Women who have multiple sclerosis (MS) are more likely to have a gene associated with multiple sclerosis than men with the disease and it is this gene region where environment interacts with the genetics, according to a study published in the January 5, 2011, online issue of Neurology®, the medical journal of the American Academy of Neurology.

Research has shown that the number of people diagnosed with MS has been rising, and the rate has been rising faster for women than for men.

The cause of MS is not known, but evidence suggests that it is triggered by environmental factors in people who are genetically susceptible to the disease. The main gene associated with MS is the human leukocyte antigen (HLA) class II gene, but most of the risk comes from interaction of both parental genes.

The study examined the HLA genes of 1,055 families with more than one person with MS in the family. The genes of 7,093 people were tested, which included 2,127 people with MS. The researchers looked at what the HLA genes were for the people with and without MS, whether people with MS inherited the susceptibility gene from their mother or their father, and what the relationship was between people in the same family with MS.

The researchers found that women with MS were 1.4 times more likely to have the HLA gene variant associated with MS than men with MS. A total of 919 women and 302 men had the HLA gene variant, compared to 626 women and 280 men who did not have the gene variant. This fits with other research by this research group showing that the environment interacts with this gene region to produce modification in risk associated with it. This appears to be an epigenetic mechanism.

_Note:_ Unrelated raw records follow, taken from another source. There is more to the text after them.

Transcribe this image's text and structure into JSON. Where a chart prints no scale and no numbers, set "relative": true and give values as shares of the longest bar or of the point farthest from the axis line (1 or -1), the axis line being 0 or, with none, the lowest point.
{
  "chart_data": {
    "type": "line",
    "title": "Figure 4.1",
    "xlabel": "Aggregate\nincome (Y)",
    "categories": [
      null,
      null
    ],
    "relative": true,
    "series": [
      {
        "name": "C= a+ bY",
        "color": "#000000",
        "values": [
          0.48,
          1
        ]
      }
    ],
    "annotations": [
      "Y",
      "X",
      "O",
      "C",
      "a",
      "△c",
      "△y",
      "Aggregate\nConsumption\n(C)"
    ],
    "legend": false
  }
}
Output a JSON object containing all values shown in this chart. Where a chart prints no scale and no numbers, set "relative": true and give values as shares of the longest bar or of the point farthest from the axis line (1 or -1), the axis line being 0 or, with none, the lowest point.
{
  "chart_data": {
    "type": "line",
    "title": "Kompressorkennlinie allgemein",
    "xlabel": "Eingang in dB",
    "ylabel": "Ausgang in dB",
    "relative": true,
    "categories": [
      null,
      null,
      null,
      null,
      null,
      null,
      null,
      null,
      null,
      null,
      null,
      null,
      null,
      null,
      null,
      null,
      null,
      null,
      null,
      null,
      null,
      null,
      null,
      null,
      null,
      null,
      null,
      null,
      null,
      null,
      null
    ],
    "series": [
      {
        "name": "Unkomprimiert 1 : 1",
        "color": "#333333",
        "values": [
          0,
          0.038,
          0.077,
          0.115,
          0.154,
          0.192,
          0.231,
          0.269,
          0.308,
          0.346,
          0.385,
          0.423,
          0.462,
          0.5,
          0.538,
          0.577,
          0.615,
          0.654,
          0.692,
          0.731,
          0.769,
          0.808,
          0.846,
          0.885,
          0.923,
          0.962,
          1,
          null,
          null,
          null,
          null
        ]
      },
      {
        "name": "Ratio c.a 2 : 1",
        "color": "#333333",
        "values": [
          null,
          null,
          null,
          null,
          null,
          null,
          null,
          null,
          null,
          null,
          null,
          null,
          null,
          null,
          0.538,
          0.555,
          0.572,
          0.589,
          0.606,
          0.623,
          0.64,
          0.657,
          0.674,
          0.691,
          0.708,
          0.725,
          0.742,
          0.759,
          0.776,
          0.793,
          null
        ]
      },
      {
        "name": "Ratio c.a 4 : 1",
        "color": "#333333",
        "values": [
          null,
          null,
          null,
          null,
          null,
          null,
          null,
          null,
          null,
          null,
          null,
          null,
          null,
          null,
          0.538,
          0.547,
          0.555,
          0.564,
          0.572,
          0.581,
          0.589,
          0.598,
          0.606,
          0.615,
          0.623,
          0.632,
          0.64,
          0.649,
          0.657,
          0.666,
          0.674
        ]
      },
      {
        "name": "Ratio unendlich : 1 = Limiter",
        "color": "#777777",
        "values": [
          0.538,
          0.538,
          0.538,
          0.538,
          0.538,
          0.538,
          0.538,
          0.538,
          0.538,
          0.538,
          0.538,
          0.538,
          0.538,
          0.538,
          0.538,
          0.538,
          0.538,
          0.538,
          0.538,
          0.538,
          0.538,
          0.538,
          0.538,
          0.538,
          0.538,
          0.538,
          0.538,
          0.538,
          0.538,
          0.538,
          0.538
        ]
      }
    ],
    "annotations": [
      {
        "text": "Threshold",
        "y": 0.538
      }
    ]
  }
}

"Our findings also show women with the HLA gene variant are more likely to transmit the gene variant to other women in their families than to men," said study author George C. Ebers, MD, FMedSCi, of the University of Oxford in the United Kingdom and a member of the American Academy of Neurology.

The researchers also determined that second-degree relatives such as aunts and their nieces or nephews were more likely to inherit the gene variant than first-degree relatives such as siblings or parents and children.

"It appears that the less the genetic sharing between individuals, the higher the interaction is between female sex and inheritance of the HLA gene variant," said Orhun Kantarci, MD, of the Mayo Clinic in Rochester, Minn., and a member of the American Academy of Neurology, who wrote an editorial on the study. "These findings pave the way for future studies of these genes, hopefully to advance our understanding of inheritance of complex diseases such as MS."